That, in a nutshell, is the basis of both rightwing and leftwing radical political beliefs. Beliefs on both political extremes are driven by fear and anxiety. Leftwing radicals irrationally fear our carbon dioxide will cause a doomsday. Rightwing radicals irrationally fear Montana’s CSKT Water Compact will allow the government to steal their water and land. Neither group will consider evidence that contradicts their delusional beliefs.


Fanning’s rightwing radicals want to stop the CSKT Water Compact in Congress. So far, they have failed to clear three key hurdles:

  1. They represent only a small minority of Montanans.
  2. They have no money.
  3. Kogan has not presented a valid legal case to win.

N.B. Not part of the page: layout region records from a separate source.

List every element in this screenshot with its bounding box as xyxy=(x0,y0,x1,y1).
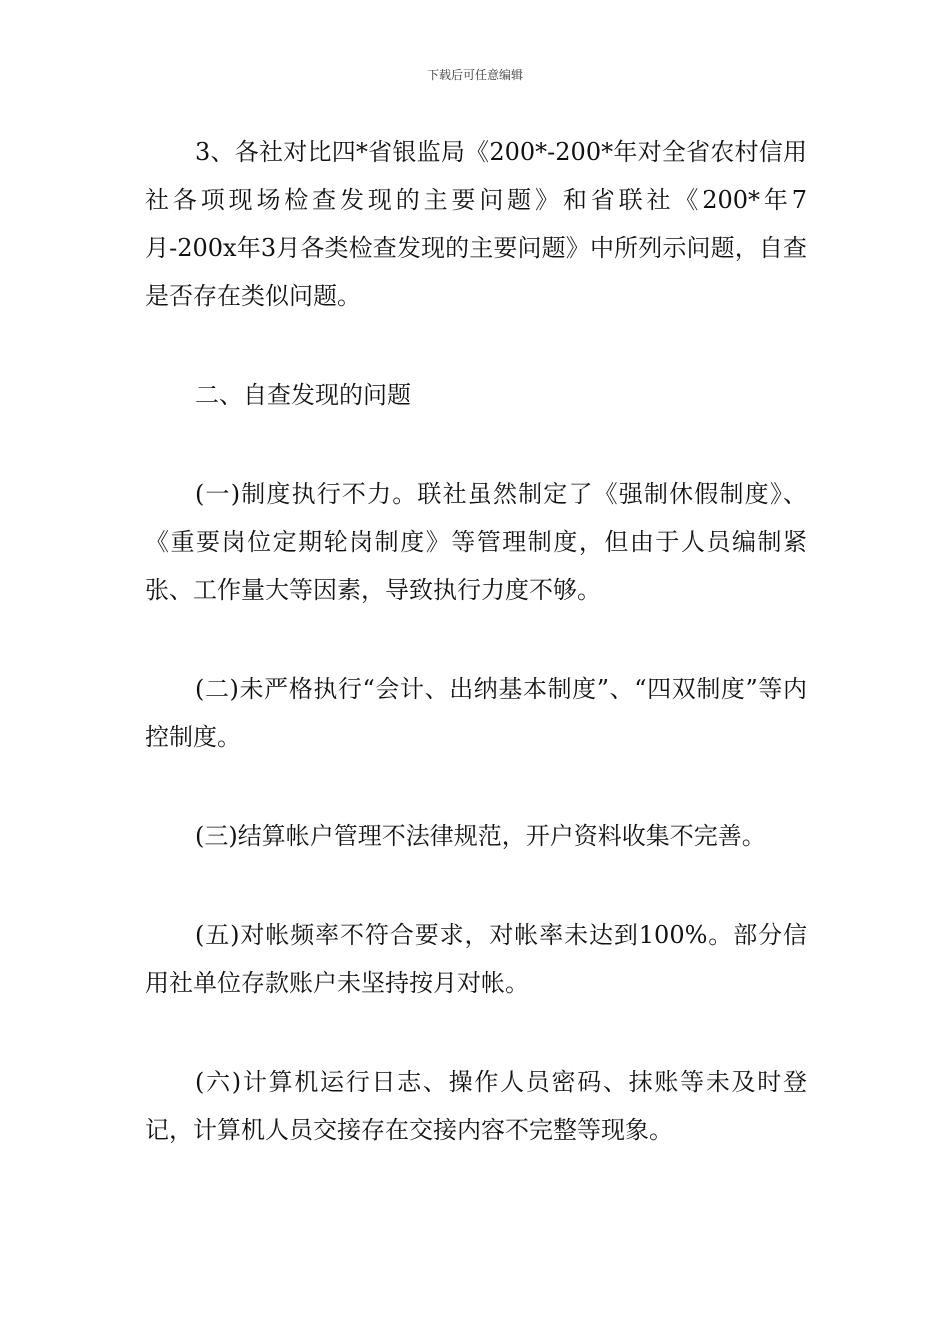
paragraph-problem-2: (二)未严格执行“会计、出纳基本制度”、“四双制度”等内控制度。 xyxy=(145,675,807,751)
paragraph-self-check-item-3: 3、各社对比四*省银监局《200*-200*年对全省农村信用社各项现场检查发现的主要问题》和省联社《200*年7月-200x年3月各类检查发现的主要问题》中所列示问题，自查是否存在类似问题。 xyxy=(145,138,807,310)
paragraph-problem-6: (六)计算机运行日志、操作人员密码、抹账等未及时登记，计算机人员交接存在交接内容不完整等现象。 xyxy=(145,1068,807,1144)
paragraph-problem-1: (一)制度执行不力。联社虽然制定了《强制休假制度》、《重要岗位定期轮岗制度》等管理制度，但由于人员编制紧张、工作量大等因素，导致执行力度不够。 xyxy=(145,480,807,604)
paragraph-problem-3: (三)结算帐户管理不法律规范，开户资料收集不完善。 xyxy=(195,822,766,850)
document-body xyxy=(145,128,807,1205)
paragraph-problem-5: (五)对帐频率不符合要求，对帐率未达到100%。部分信用社单位存款账户未坚持按月对帐。 xyxy=(145,921,807,997)
page-header-note: 下载后可任意编辑 xyxy=(426,68,523,82)
section-heading-problems-found: 二、自查发现的问题 xyxy=(195,381,411,409)
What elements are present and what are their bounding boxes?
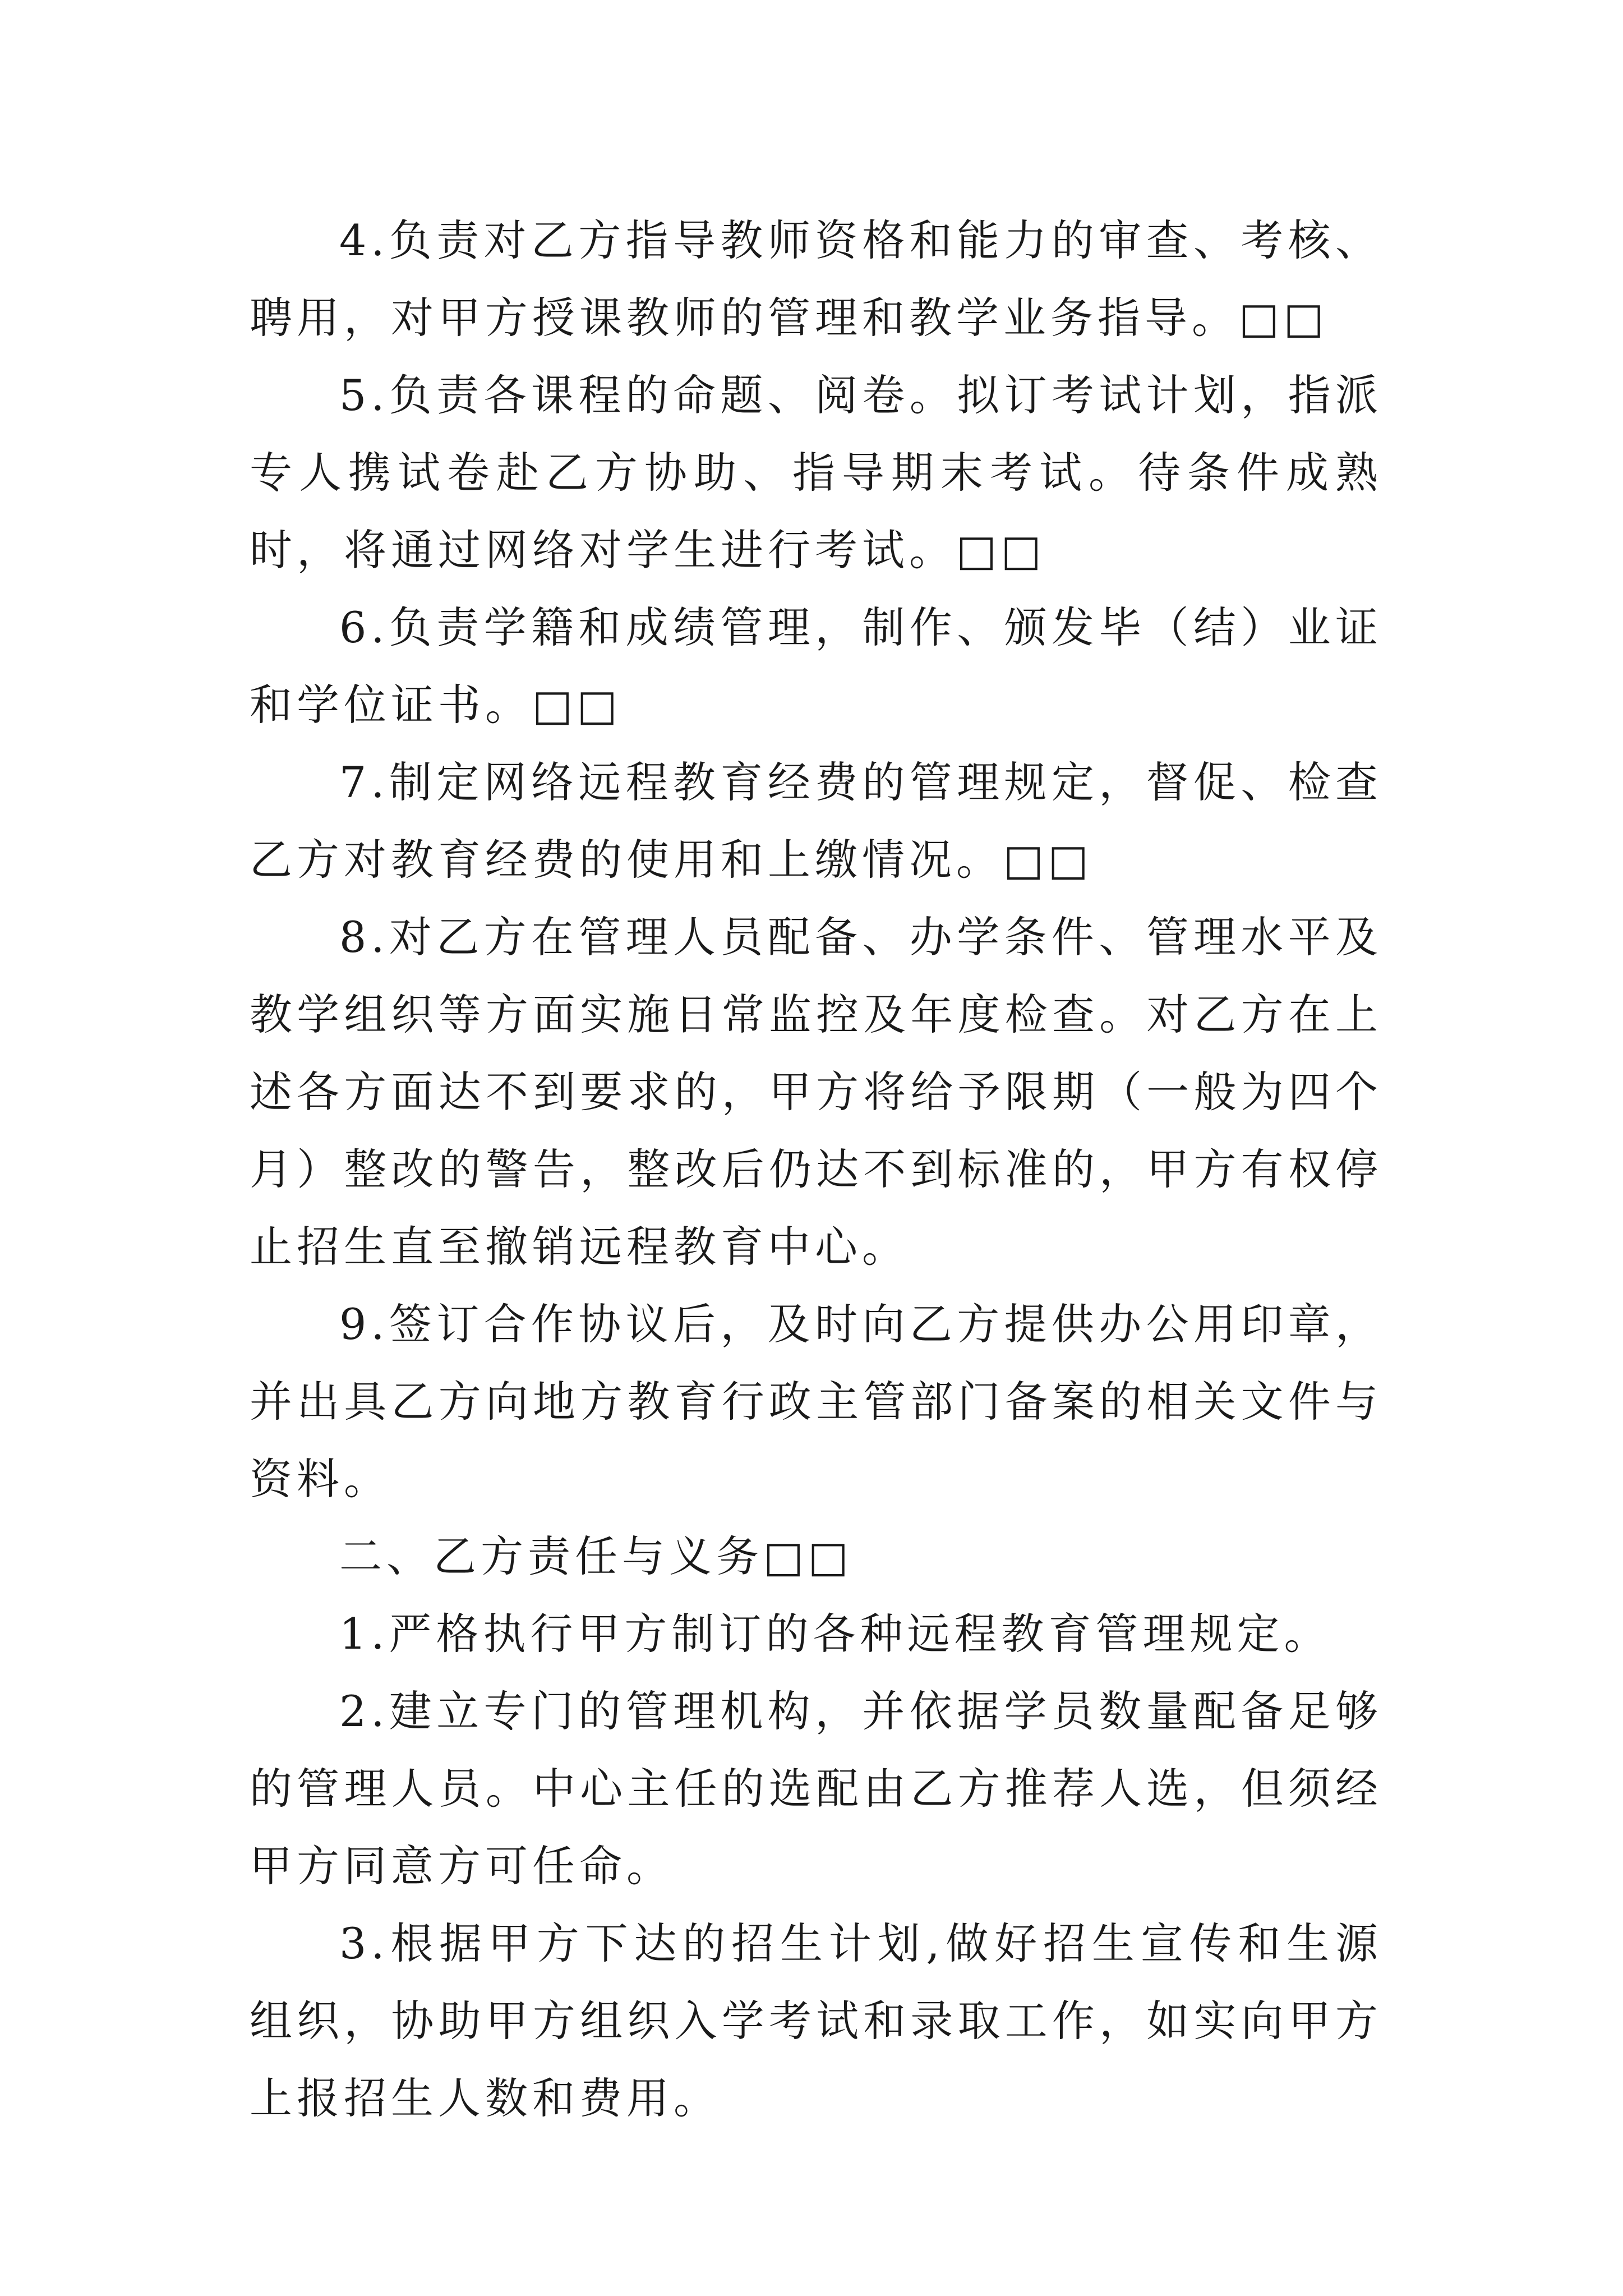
paragraph-item-5: 5.负责各课程的命题、阅卷。拟订考试计划，指派专人携试卷赴乙方协助、指导期末考试。待条件成熟时，将通过网络对学生进行考试。□□ xyxy=(250,370,1382,575)
paragraph-b-item-1: 1.严格执行甲方制订的各种远程教育管理规定。 xyxy=(339,1609,1331,1659)
paragraph-item-7: 7.制定网络远程教育经费的管理规定，督促、检查乙方对教育经费的使用和上缴情况。□□ xyxy=(250,757,1382,885)
paragraph-item-4: 4.负责对乙方指导教师资格和能力的审查、考核、聘用，对甲方授课教师的管理和教学业务指导。□□ xyxy=(250,215,1382,343)
paragraph-b-item-2: 2.建立专门的管理机构，并依据学员数量配备足够的管理人员。中心主任的选配由乙方推荐人选，但须经甲方同意方可任命。 xyxy=(250,1686,1382,1891)
document-body xyxy=(250,202,1382,2137)
paragraph-item-9: 9.签订合作协议后，及时向乙方提供办公用印章，并出具乙方向地方教育行政主管部门备案的相关文件与资料。 xyxy=(250,1299,1382,1504)
paragraph-item-8: 8.对乙方在管理人员配备、办学条件、管理水平及教学组织等方面实施日常监控及年度检查。对乙方在上述各方面达不到要求的，甲方将给予限期（一般为四个月）整改的警告，整改后仍达不到标准的，甲方有权停止招生直至撤销远程教育中心。 xyxy=(250,912,1382,1272)
section-heading-party-b: 二、乙方责任与义务□□ xyxy=(339,1531,853,1581)
paragraph-b-item-3: 3.根据甲方下达的招生计划,做好招生宣传和生源组织，协助甲方组织入学考试和录取工作，如实向甲方上报招生人数和费用。 xyxy=(250,1918,1382,2123)
paragraph-item-6: 6.负责学籍和成绩管理，制作、颁发毕（结）业证和学位证书。□□ xyxy=(250,602,1382,730)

Maybe they can find money but they cannot ever represent the majority of Montanans. Maybe Kogan can produce a convincing legal case but so far he has failed.

Furthermore, the actions of the rightwing radicals will get them more public attention and this will work against them. A more aware public will reject them in future elections and will work against their goal to stop the Compact.

The CSKT Water Compact, Senate Bill 262, was both the most significant and most contentious bill to pass Montana’s 2015 legislature … and it barely passed. Why?

Because rightwing radicals are more politically active than most Republicans, Compact opponents elected a proportion of the Montana legislature far in excess of their voter demographics.

Compact opponents are associated with the Very Conservative Evangelical Republicans who generally do not support Republican primary winners. They represent about 20 percent of Republican voters and 10 percent of all Montana voters. Yet they elected 80 percent of the Republican House. The tea party radicals thereby came within one or two votes in the Montana House of stopping the CSKT Water Compact … forever.

Compact opponents, in general, did not support Ryan Zinke in his successful bid for Congress. And rightwing radicals, represented by Dan Happel, almost took control of the Montana Republican Party in the last chairman election.

The tea party achievements should be a wakeup call to Republicans.

If you want tea party radicals to control your life, do nothing. If you want more legislators who represent you, then you better get active.

Start by taking back control of your Republican central committees. Then elect legislators who support the Compact and remove those who do not.

6 thoughts on “Can Fanning’s Rightwing Radicals stop the CSKT Water Compact?”

  1. @1 Interesting that the parties who wish to stop the conveyance of Kerr Dam to the tribes on September 5, 2015, filed their complaint on September 2, 2015. Why the delay?

    I don't think a legal opinion at this point is relevant. Either the judge will grant the injunction or he will not. We should know the answer in a few hours from now.

  2. @1 Dear Mr. Fanning,

    The judge denied the request for an injunction. My simple, non-attorney reading of the lawsuit was correct. See my article.

    The radical lawsuit failed because (a) the plaintiffs failed to present any evidence to question the tribes suitability to operate the dam, (b) the delay in filing the lawsuit implies there is no urgency or irreparable harm, (c) the plaintiffs could not prove any possible damages, and (d) the plaintiffs presented no evidence to show their claims about the Turkish government involvement had any validity.

    Once again, the legal system has proved those who opposed the transfer of the dam to the CSKT and who opposed the CSKT Water Compact have been wrong. Dead wrong!

    Also, this loss by the plaintiffs does not speak well for attorney Larry Kogan. Who paid Kogan to do this lawsuit?

  3. Funny, there are two Mr. Eds – Ed Berry and Ed Sheets – both formerly and/or currently on the government payroll.

    1. Dear Informed Counsel,

      Why is it "funny" that there are at least two people in the world with the first nickname of "Ed"?

      If you had checked my bio, you would know the only time I worked for the government is from 1972-1976 when I was Program Manager for Weather Modification for the National Science Foundation. That was a long time ago.